Festival-Highlight für die Schwaben-Rocker war heuer das Master of Rock-Festival in Tschechien, mit Nightwish als Headliner. 15 000 begeisterte Fans bejubelten die Älbler. Der erfolgreiche Festivalsommer sollte aber noch getoppt werden durch die erste richtig große zusammenhängende Europatour, die Kissin Dynamite gemeinsam mit der US-Band Huntress um Frontfrau Jill Janus und dem Headliner Dragonforce aus London absolvierte. Von Letzteren hält Jim Müller richtig viel: "Das ist die schnellste Band der Welt mit richtigen Guitar Heroes.

Zwei Monate war er mit seinen Freunden mit den beiden Bands unterwegs. Von Finnland bis Portugal ging die Reise im Tourbus, den man sich mit den Amerikaner teilte. 40 Konzerte wurden in dieser Zeit von den drei Bands gespielt, mal vor mehr als 1000 coolen Skandinaviern, mal vor total enthusiastischen Franzosen. "Die beiden ersten Wochen waren schon ganz schön hart, aber dann hat man Routine bekommen". Von der Kondition her sei die Tour kein Problem gewesen, meinte Müller. 45 Minuten durften sich Kissin Dynamite als Opener auf der Bühne austoben, wobei die Setlist mit den Stücken, die sie spielten, fast ausschließlich aus Songs des jüngsten Albums bestand.

Es gab eine Tagesroutine, die sich mit der Zeit so einpendelte, dass man gegen 14 Uhr im Bus aufwachte, der in irgendeiner Stadt stand. Man suchte dann zunächst nach der Konzerthalle in der Nähe. Es folgte möglichst ein üppiges Frühstück, "die einzige feste Nahrung den Tag über", lacht Müller. Es sei total unterschiedlich gewesen, was einen dabei erwartete. Mal lagen vom Konzertveranstalter zwei Dosen Bier und 10 Euro da, die wohl für sechs Personen reichen sollten, mal wurde richtig getafelt. Besonders knickrig seien die Spanier gewesen, so Jim Müller.

Danach Aufbau, Soundcheck, Haare richten, was vor allem bei ihm und Sänger Hannes seine Zeit brauchte. Fürs Duschen reichte es meistens nicht mehr, das folgte nach dem Auftritt. Jedenfalls manchmal. Was immer folgte war die Riesenparty bis in den Morgen hinein. Nicht immer klappte es danach mit dem geordneten Rückzug in den Tourbus. In Belgien etwa verlor man Gitarrist Ande. Der war am Nachmittag nicht an Bord und auch nicht über sein Handy zu erreichen. Das hatte er verloren. Erst fünf Tage später meldete sich der verlorene Gitarrist wieder. Zwischenzeitlich hatte man einen Ersatzmann anheuern müssen. In Helsinki sprang Ande wieder auf, dem ein Flug nach Finnland gebucht worden war. Eine der Aufregungen einer aufregenden Tour, die keiner der jungen Schwaben so schnell vergessen wird.
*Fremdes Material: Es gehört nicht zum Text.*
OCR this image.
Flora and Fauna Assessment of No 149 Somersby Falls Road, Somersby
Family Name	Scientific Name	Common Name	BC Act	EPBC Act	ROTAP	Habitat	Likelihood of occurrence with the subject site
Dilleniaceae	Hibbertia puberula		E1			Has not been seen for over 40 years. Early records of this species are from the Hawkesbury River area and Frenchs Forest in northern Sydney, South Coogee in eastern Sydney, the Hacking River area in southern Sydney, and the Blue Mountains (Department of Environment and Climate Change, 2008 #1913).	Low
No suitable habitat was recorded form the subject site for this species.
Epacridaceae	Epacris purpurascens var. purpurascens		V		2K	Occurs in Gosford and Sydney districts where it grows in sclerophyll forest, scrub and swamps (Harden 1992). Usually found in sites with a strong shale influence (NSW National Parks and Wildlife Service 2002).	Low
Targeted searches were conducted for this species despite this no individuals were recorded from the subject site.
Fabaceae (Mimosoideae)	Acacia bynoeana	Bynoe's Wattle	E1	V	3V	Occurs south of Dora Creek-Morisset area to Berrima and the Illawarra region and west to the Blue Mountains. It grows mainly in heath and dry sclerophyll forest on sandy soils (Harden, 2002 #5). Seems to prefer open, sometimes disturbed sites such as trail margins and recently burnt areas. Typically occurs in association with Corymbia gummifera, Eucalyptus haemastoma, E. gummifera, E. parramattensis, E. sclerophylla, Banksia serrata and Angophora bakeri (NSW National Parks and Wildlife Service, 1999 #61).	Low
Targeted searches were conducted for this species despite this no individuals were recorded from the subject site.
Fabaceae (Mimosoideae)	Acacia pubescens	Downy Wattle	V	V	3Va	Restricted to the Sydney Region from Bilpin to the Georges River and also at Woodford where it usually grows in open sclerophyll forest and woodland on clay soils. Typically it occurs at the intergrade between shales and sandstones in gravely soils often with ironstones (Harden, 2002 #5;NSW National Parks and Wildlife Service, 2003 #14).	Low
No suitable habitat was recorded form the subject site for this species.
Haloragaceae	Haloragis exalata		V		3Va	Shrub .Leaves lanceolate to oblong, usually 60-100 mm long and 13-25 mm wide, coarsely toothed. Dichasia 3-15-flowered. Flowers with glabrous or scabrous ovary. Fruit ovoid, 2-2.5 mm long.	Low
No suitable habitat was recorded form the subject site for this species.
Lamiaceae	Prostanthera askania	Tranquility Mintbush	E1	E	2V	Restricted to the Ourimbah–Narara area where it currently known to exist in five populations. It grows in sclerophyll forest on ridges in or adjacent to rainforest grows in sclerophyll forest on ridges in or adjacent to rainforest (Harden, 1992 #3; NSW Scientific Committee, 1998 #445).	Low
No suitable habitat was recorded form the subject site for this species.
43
Dabei steht der nächste Knüller schon bevor. Im Februar werden Kissin Dynamite an einem Melodic Metal Festival in Japan teilnehmen, Konzerte in Osaka (9. Februar) , Nagoya (10. Februar) und Tokyo (11. Februar) spielen. Weitere Bands werden sein: Jaded Heart, Atvance (beide aus Deutschland), Dreamstoria (Japan) und Mystery (Australien). Vom Veranstalter waren Kissin Dynamite angeschrieben worden, ob man Interesse an Auftritten in Japan habe. "Wir dachten, schwätzet no", lacht Müller. Zur großen Überraschung kam schnell das OK mitsamt den nötigen Visaanträgen, nicht nur für die Band, sondern auch für die Crew, so dass man zu Neunt nach Japan fliegen wird. Dort gibt es offensichtlich schon viele KD-Fans, die sich die japanische Version der Alben kaufen können.

Bis Ende Mai ist ansonsten aber "schöpferische Konzertpause". Gearbeitet wird bereits intensiv am nächsten Album und im Frühling wird es immer wieder ins Tonstudio nach Flensburg gehen. Sechs Songs sind bereits als Demos aufgenommen, mindestens 30 sollen es werden, aus denen dann rund ein Dutzend ausgewählt werden für die nächste CD, die Anfang 2014 auf den Markt kommen soll. Im Sommer werden Kissin Dynamite wieder auf Festivals zu sehen sein, etwa in Slowenien oder in Schweden, in der Region Anfang Juni in Dächingen und Anfang Juli in Wilsingen, ehe man an der nächsten eigenen Tournee basteln will.